How long will voters look at you, and think of you as a prime minister, when you have to resort to a Bernardi-led filibuster to fend off a de facto motion of no confidence in your government – which is what that vote most assuredly was.
At what point does insisting you will stay, regardless of the difficulties, most of them entirely self-inflicted, become not an act of admirable persistence, but an act of inexplicable self-harm?
Let’s ask the question in the most straight forward, practical terms: how often can you use the adjournment as a management tool to shepherd a non-consenting parliament, and still credibly occupy the prime ministerial office?
Not very often is the answer.

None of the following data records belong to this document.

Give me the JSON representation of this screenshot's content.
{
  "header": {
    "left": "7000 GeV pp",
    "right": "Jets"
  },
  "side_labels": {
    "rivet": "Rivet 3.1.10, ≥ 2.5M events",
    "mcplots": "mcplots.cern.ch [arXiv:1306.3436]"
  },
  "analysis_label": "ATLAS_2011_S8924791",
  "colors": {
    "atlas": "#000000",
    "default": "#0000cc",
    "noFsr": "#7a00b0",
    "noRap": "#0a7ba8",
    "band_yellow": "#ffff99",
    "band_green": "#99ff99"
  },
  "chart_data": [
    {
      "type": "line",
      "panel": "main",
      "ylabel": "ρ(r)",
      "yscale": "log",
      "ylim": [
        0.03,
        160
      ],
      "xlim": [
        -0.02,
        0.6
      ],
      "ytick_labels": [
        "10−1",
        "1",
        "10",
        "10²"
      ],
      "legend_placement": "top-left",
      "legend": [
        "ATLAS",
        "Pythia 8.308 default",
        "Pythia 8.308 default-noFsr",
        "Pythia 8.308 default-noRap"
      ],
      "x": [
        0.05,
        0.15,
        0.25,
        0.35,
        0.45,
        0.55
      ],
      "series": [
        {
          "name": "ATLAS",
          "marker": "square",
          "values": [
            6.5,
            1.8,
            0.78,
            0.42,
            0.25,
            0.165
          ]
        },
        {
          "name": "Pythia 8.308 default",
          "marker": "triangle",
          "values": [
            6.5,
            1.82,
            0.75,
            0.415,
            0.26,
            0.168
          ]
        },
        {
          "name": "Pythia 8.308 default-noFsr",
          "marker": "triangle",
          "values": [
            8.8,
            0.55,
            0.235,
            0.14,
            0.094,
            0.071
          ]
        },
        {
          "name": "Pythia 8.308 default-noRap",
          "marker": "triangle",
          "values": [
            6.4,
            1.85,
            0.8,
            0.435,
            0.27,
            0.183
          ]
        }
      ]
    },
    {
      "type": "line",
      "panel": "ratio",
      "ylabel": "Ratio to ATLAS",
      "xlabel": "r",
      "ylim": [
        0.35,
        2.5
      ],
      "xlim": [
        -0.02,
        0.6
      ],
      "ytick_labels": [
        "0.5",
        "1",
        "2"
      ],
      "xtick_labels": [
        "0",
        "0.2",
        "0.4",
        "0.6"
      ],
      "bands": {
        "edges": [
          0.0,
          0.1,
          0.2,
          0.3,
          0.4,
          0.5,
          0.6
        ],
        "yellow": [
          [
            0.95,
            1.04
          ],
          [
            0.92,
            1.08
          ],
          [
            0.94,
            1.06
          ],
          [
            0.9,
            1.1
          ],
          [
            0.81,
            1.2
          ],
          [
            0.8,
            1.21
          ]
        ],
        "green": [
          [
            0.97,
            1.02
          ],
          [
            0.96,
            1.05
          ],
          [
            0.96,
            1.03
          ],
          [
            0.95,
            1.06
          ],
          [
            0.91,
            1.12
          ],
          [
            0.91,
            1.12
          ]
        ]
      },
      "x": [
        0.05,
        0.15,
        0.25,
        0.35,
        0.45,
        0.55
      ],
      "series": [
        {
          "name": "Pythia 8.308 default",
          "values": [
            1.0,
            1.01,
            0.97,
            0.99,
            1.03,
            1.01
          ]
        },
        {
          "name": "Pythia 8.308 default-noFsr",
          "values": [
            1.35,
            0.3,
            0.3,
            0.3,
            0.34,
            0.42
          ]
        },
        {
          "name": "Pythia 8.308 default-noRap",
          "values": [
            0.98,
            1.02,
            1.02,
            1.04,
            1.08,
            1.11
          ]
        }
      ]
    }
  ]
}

Never is a better one.
Morrison avoided losing the vote, but the desperation of the day, the vulnerability of the government and its ebbing authority both inside the parliament and outside it, wasn’t airbrushed away, it was beamed live, to the nation, moment by moment.
The prime minister declared at one point that politics wasn’t reality television, which is a nonsense, when this generation of parliamentarians has made it one, with their hothouse intrigues, and their petty sagas, and self-indulgences – the grimmest reality television in the franchise, full of attention-seekers and desperados, looking for a plot twist to propel the battered enterprise into the next season.
Morrison had hoped to emerge by close of business minus the humiliating defeat and plus a political fight with Labor on national security.
That was the precise plot twist sought.
A national security fight is a handy fight to have, when fights are all that’s left, when your only pitch is that your opponent is a brigand.
But Bill Shorten knows the fight he’s in, and can see the finish line before him, near and yet so far.
Getting to that finish line trumps everything. On Thursday night, it trumped face saving. It trumped dignity.
After going toe-to-toe with Morrison all day, Shorten waited until after the television news bulletins, then promptly surrendered unconditionally on national security, waving through the encryption laws he’d earlier demanded be amended.

The alternative to abject surrender was giving Morrison some political grip, and as close observers of the human condition know – the grip of a drowning man can be lethal.